ナナ公の独り言

都内在住既婚会社員女の日記です

ライン 6―①

6 二十五メートル

 放課後のプールは開放されていて、生徒達でおおにぎわいだ。
 一番左のレーンは泳げない人専用で、プールの他の部分と区切られている。そこでは、ぼくみたいな泳ぐのが苦手なやつが何人か練習している。
 残念なことに、全員ぼくより年下だ。

 今年こそ二十五メートル泳いでやる。もう二十五メートルを夏休みの目標にしたくない。
「おい二十五に挑戦するやつ以外はあがれ」
と、プールサイドで男の先生がぼくたちに声をかけた。

 体育の時間だけでなく、今、二十五メートルを泳ぎきっても、記録はもらえるのだ。ぼくはプールに残った。プールには、僕のほかに三年生が二人だけだ。

「小山からやるか」
ぼくは覚えられているようだ。無理もないか。もう五年目だもんな。

「用意」ピッ!
 笛の音とともに飛び込む。
 ごぶん。少しでも距離を稼ぎたいのに、臆病な僕は飛び込み台のすぐ手前に不格好に落ちる。

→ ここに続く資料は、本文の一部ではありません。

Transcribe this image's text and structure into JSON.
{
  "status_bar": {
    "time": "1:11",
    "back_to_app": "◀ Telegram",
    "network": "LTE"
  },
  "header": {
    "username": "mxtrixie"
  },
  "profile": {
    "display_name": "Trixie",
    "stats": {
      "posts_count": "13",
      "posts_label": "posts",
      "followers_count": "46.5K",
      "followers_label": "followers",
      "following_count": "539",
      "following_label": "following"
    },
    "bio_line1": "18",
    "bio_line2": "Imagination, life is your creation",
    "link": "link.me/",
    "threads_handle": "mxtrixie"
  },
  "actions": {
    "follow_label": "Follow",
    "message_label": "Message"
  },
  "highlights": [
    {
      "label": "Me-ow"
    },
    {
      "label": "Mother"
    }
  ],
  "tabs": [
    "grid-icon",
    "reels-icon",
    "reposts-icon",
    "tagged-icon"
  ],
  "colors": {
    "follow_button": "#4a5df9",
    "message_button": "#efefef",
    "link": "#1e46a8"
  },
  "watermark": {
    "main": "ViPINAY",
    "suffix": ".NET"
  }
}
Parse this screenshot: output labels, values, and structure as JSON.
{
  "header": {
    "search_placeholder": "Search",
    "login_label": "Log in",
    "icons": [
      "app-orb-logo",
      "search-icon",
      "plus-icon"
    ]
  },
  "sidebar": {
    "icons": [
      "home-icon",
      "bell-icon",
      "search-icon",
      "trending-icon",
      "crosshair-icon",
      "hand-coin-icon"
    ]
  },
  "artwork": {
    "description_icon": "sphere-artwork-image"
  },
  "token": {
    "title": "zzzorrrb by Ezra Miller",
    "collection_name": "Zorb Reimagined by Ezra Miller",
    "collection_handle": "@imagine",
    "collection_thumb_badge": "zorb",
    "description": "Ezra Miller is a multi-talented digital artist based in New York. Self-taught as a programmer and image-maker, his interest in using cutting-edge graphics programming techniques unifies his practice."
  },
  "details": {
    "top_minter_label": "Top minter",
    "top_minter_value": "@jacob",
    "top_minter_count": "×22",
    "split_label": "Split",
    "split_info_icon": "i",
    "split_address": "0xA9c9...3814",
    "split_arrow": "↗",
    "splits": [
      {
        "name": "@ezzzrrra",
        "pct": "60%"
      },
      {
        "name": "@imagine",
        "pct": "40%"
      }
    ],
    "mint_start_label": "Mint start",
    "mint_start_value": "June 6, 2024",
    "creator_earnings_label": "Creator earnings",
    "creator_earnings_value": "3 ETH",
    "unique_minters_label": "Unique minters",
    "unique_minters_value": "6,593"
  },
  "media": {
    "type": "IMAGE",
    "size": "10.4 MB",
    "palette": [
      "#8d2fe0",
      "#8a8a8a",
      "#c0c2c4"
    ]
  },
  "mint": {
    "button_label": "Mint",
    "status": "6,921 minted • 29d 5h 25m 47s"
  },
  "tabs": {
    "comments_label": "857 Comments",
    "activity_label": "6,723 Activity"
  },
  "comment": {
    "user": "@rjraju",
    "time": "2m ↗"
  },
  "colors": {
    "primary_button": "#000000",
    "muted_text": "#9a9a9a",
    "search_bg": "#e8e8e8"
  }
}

 三年生は反対からで飛び込み台は使わない。あの子達とすれ違うまでぼくはがんばれるだろうか。とにかく最初の五メートルの線まで息つぎを我慢する。それが泳ぎの苦手なものの鉄則だ。
 しかし、一度でも顔を上げてしまえば、もうおしまいだ。一かきごとに顔を上げる。
 違う。上がっていない。水の中で横を向くばかりだ。水が口の中に流れ込む。消毒薬の味がする。鼻からも入る。鼻の奥が痛い。

 それでもどうにか十五メートルの線を過ぎた。三年生とはすれ違ったんだだろうか。全然わからない。肺にいった空気より、胃に流れた空気のほうが多いのはあきらかだ。苦しいよ。疲れたよ。

 二十メートルの線が見えた。あの線は・・・反対側から見ると五メートルのあの線は・・・。

 そのとき、僕の左足がなにかにひっぱられた。ぼくは水中に沈んだ。はじめてのことだった。足がつったのだ。

 助けて!光の反射と水しぶきでぼくには何も見えない。水の音が大きくて先生の声は聞こえない。

 先生がぼくを引き上げてくれたのは、一秒もかからなかっただろう。でもぼくにはとても長く感じた。死ぬかと思ったのだ。足がつくこのプールでぼくは死ぬかと思った。助けて死んじゃうよ助けて!

「大丈夫か」
 先生が心配そうに、よつんばいで動かないぼくの顔をのぞきこむ。
「また授業中にでもがんばれよ。今日は帰りなさい」
 ぼくの顔がよっぽどひどかったんだろう、ぼくは家に帰された。

 それから一週間後、一学期最後の体育の授業がきた。夏休みの目標を変えるのは今日がラストチャンスだ。もう夏休み中プールに通いたくない。

 ぱん、と先生が手をたたく。五人で一列になって、水中に飛び込む。みっともない泳ぎ方のやつもいるけど、あっち側のかべまで行きつかないやつはいない。ぼくの番が来た。
 どぼん。ぼくは、青い世界に飛び込んだ。景色が変わる。音が変わる。
 まずは五メートルまで我慢だ。